In the case of public entities, projects and funds, the MMA/ADA, National Frequency management Unit (NFMU), National Drainage & Irrigation Authority, National Sports Commission, Pesticide and Toxic Chemicals Control Board, and the Guyana Revenue Authority (GRA) are being audited.
In the case of statutory corporations, the Cheddi Jagan International Airport (CJIA), Post Office Corporation, New Guyana Marketing Corporation, Demerara Harbour Bridge Corporation and the Guyana Water Inc. were selected for audits.
Special bodies such as the Dependents Pension Fund, Ministry of Agriculture (Hydrometeorological Services), Passport & Police Office, Student Loan Revolving Fund, Sugar Industry Labour Welfare Fund (SILWF), CARIFESTA, Lotto Funds, MCYS Art Development Fund, Ministry of Home Affairs (Water Cannon Purchase), Ministry of Human Services (Old Age Pensions), National Insurance Scheme (NIS), E-Government, PetroCaribe, GPHC – Special investigation into financial operations and functioning of Drug Procurement Operation, Ministry of Housing Scrap Metal Unit, and the Ministry of Health – Special investigation into financial operations and the functioning of Drug Procurement Operation, all comprise the 50 entities that have been subjected to the audits.
TERMS OF REFERENCE
Meanwhile, the terms of reference (TOR) for the forensic audits, along with the qualifications of all auditors, were submitted to the National Assembly for perusal.
According to the TOR, the objectives of the forensic audits are to determine the entity’s adherence to, and fulfillment of, principles of corporate governance; assess and test systems; and detect any instances of corporate malfeasance and inefficiency for remedial and/or judicial interventions and systems realignment; determine the authenticity and validity of significant commercial and financial transactions entered into by the entity with related parties, suppliers and customers; and measure the extent of potential prejudice the entity may have suffered through such dealings, if any; carry out a comprehensive financial systems audit which should look at all systems, decisions and practices which have underpinned the entity’s finances; and test and assess financial discipline at all levels.

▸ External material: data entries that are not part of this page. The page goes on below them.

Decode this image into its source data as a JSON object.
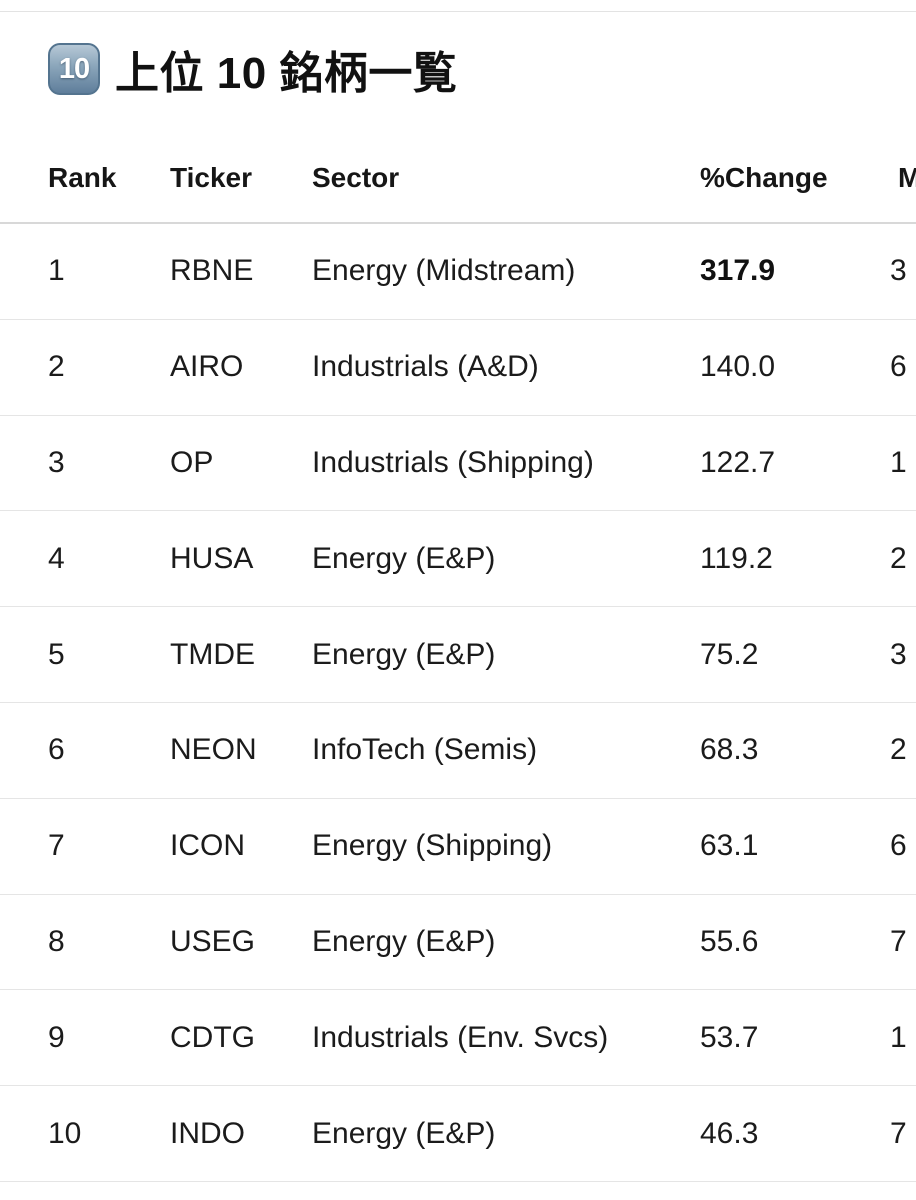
{
  "title": {
    "emoji_label": "10",
    "text": "上位 10 銘柄一覧"
  },
  "table": {
    "headers": {
      "rank": "Rank",
      "ticker": "Ticker",
      "sector": "Sector",
      "change": "%Change",
      "mktcap_partial": "M"
    },
    "rows": [
      {
        "rank": "1",
        "ticker": "RBNE",
        "sector": "Energy (Midstream)",
        "change": "317.9",
        "change_bold": true,
        "mkt_partial": "3"
      },
      {
        "rank": "2",
        "ticker": "AIRO",
        "sector": "Industrials (A&D)",
        "change": "140.0",
        "change_bold": false,
        "mkt_partial": "6"
      },
      {
        "rank": "3",
        "ticker": "OP",
        "sector": "Industrials (Shipping)",
        "change": "122.7",
        "change_bold": false,
        "mkt_partial": "1"
      },
      {
        "rank": "4",
        "ticker": "HUSA",
        "sector": "Energy (E&P)",
        "change": "119.2",
        "change_bold": false,
        "mkt_partial": "2"
      },
      {
        "rank": "5",
        "ticker": "TMDE",
        "sector": "Energy (E&P)",
        "change": "75.2",
        "change_bold": false,
        "mkt_partial": "3"
      },
      {
        "rank": "6",
        "ticker": "NEON",
        "sector": "InfoTech (Semis)",
        "change": "68.3",
        "change_bold": false,
        "mkt_partial": "2"
      },
      {
        "rank": "7",
        "ticker": "ICON",
        "sector": "Energy (Shipping)",
        "change": "63.1",
        "change_bold": false,
        "mkt_partial": "6"
      },
      {
        "rank": "8",
        "ticker": "USEG",
        "sector": "Energy (E&P)",
        "change": "55.6",
        "change_bold": false,
        "mkt_partial": "7"
      },
      {
        "rank": "9",
        "ticker": "CDTG",
        "sector": "Industrials (Env. Svcs)",
        "change": "53.7",
        "change_bold": false,
        "mkt_partial": "1"
      },
      {
        "rank": "10",
        "ticker": "INDO",
        "sector": "Energy (E&P)",
        "change": "46.3",
        "change_bold": false,
        "mkt_partial": "7"
      }
    ]
  },
  "colors": {
    "text": "#1a1a1a",
    "row_divider": "#e5e5e5",
    "header_border": "#d8d8d8",
    "top_hairline": "#e3e3e3",
    "keycap_top": "#b6c8d6",
    "keycap_bottom": "#5f7e9b"
  }
}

Additionally, the auditors may conduct a human resources audit, which should include key issues like manpower policy and needs determination, selection and recruitment regarding philosophy, grading and departmentalisation, payroll system and management, performance, culture and whole policy on advancement and promotions, labour issues, skills development and deployment.
The planning culture of the entity, entity’s manpower and skills development policies, to equip its key functional areas with strategic competences needed for migration to a digital era and beyond are also to be determined by the auditors, who are also required to gauge the entity’s readiness to do business in an environment characterized by open competition locally, regionally, and globally; as well as the removal of statutory sources of revenue, including subsidies.
REPORTING
No later than 14 days after the completion of field work, the auditing firms have to submit a “comprehensive report to the Minister of Finance, highlighting consultant or firm findings’ recommendations on corrective action to be taken, and specific recommendations geared towards greater and better financial management, accountability and corporate governance.”
In the event of the discovery of malfeasance, the consultant or the firm is required to “bring the matter of the illegal or dishonest activities to the immediate attention of the Minister of Finance. In addition, to recommend to the government any action to be taken to institute appropriate disciplinary action which may include prosecution,” the TOR stated.